Kandi counsels clients on privacy and data security issues, online and general advertising, and marketing practices, including COPPA compliance, student privacy, and the Internet of Things. Kandi advises companies on collecting, protecting, and using consumer data and helps them develop and implement comprehensive privacy and security programs. Drawing on her tenure at the FTC, Kandi assists clients in responding to FTC and state AG enforcement actions. Prior to joining ZwillGen, Kandi spent eight years in the FTC’s Division of Privacy and Identity Protection. While at the FTC, Kandi served on detail for six months to the United States Senate, Committee on Commerce, Science, and Transportation.

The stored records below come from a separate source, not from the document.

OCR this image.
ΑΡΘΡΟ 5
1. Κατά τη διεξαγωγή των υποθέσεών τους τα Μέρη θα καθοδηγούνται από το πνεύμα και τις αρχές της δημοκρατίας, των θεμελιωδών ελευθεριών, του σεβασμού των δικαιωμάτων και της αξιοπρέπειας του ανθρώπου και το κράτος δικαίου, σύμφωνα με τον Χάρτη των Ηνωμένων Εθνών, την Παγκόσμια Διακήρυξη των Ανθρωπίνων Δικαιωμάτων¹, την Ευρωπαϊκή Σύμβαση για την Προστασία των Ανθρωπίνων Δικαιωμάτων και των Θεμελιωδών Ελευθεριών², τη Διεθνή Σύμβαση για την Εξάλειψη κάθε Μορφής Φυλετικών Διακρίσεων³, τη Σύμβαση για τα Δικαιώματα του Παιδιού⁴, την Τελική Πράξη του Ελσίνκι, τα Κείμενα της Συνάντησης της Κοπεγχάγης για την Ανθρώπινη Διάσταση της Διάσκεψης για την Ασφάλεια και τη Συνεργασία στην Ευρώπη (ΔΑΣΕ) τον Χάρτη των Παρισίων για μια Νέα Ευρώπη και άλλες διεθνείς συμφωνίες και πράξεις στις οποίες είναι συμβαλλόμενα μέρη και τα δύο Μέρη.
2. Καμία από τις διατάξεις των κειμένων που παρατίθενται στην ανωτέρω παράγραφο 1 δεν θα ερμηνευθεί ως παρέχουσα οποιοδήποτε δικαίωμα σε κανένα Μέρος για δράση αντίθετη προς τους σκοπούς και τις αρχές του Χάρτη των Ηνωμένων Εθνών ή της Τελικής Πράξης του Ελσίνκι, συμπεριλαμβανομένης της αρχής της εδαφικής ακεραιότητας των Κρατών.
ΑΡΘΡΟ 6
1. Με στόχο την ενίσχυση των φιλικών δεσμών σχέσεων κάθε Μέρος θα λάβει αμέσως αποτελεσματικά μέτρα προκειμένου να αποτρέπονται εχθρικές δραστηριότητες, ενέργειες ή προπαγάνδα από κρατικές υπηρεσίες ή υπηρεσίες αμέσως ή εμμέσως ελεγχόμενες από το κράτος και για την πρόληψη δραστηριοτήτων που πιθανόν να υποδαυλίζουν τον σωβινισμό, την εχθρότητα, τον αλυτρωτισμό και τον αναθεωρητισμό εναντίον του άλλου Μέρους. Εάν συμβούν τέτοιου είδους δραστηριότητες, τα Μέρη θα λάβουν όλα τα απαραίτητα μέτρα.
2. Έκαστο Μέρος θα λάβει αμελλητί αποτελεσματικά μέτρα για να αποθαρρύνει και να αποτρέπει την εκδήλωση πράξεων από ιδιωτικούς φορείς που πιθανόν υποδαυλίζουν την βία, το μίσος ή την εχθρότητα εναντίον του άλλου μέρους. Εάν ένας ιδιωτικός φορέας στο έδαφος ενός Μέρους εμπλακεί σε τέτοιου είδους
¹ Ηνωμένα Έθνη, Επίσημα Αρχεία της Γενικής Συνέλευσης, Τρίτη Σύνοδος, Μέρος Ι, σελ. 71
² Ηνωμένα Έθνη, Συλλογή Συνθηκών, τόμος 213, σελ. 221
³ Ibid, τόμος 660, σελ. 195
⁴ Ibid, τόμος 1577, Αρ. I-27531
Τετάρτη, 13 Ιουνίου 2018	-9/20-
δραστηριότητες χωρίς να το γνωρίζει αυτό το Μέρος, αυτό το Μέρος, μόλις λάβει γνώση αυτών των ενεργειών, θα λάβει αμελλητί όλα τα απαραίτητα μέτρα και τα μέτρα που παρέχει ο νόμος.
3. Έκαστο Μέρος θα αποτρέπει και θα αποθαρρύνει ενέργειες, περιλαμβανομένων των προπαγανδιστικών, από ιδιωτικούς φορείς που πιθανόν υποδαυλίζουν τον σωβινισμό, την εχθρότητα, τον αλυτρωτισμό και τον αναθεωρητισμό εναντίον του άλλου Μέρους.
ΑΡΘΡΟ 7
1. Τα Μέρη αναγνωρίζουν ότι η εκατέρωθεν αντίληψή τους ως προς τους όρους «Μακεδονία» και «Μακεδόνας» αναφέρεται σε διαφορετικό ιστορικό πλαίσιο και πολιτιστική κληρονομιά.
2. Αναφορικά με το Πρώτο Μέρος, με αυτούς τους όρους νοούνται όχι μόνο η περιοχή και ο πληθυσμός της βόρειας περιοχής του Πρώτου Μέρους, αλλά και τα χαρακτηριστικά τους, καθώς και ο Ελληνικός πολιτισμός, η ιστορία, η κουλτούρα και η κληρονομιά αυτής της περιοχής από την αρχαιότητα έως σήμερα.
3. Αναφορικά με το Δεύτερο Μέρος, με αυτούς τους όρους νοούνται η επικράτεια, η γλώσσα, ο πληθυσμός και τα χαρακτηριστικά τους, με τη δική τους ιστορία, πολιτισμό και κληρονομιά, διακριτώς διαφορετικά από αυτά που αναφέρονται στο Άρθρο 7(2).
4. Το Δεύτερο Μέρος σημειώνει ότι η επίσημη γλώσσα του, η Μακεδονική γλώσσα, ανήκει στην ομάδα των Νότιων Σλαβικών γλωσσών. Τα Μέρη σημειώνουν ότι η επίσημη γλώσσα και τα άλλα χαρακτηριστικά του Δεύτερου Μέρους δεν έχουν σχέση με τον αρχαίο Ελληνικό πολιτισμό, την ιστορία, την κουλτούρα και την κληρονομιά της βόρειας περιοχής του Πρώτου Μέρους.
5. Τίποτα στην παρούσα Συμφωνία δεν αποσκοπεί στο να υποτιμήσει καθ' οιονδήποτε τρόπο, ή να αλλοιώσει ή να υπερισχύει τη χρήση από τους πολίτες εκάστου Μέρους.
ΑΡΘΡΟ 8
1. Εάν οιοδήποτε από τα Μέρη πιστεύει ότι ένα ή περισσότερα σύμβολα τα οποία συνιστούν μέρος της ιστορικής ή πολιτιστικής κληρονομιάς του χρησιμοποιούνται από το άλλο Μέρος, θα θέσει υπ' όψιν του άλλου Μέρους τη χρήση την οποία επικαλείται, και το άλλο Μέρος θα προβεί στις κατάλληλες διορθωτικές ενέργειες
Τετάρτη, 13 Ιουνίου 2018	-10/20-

Marci counsels companies on a wide variety of issues involving privacy, cybersecurity, and information law. She routinely helps companies evaluate and develop corporate privacy and information security programs, and provides advice on matters involving cross-border data transfers, insider threat prevention and detection, cloud computing, and electronic surveillance. Marci also assist clients in responding to data breaches, including issuing breach notifications required under state and federal breach notification laws, advising on remediation efforts, and handling litigation and enforcement actions arising from data security incidents.

Mason helps clients navigate a constantly shifting web of domestic and international laws regulating data collection, marketing, data sharing, computer crime, data security, electronic surveillance, online content, children’s privacy, financial privacy, information management, and other areas of privacy and Internet law. A former web designer, he has extensive experience with issues relating to digital media, new technology and e-commerce.

Marc is the founder and managing member of ZwillGen PLLC and has been regularly providing advice and counsel on issues related to the increasingly complex laws governing Internet practices, including issues related to Electronic Communications Privacy Act (“ECPA”), the Wiretap and Communication Acts, privacy, CAN-SPAM, FISA, spyware, adware, Internet gambling and adult-oriented content. He also helps Internet Service Providers and other clients comply with their compliance obligations pertaining to the discovery and disclosure of customer and subscriber information.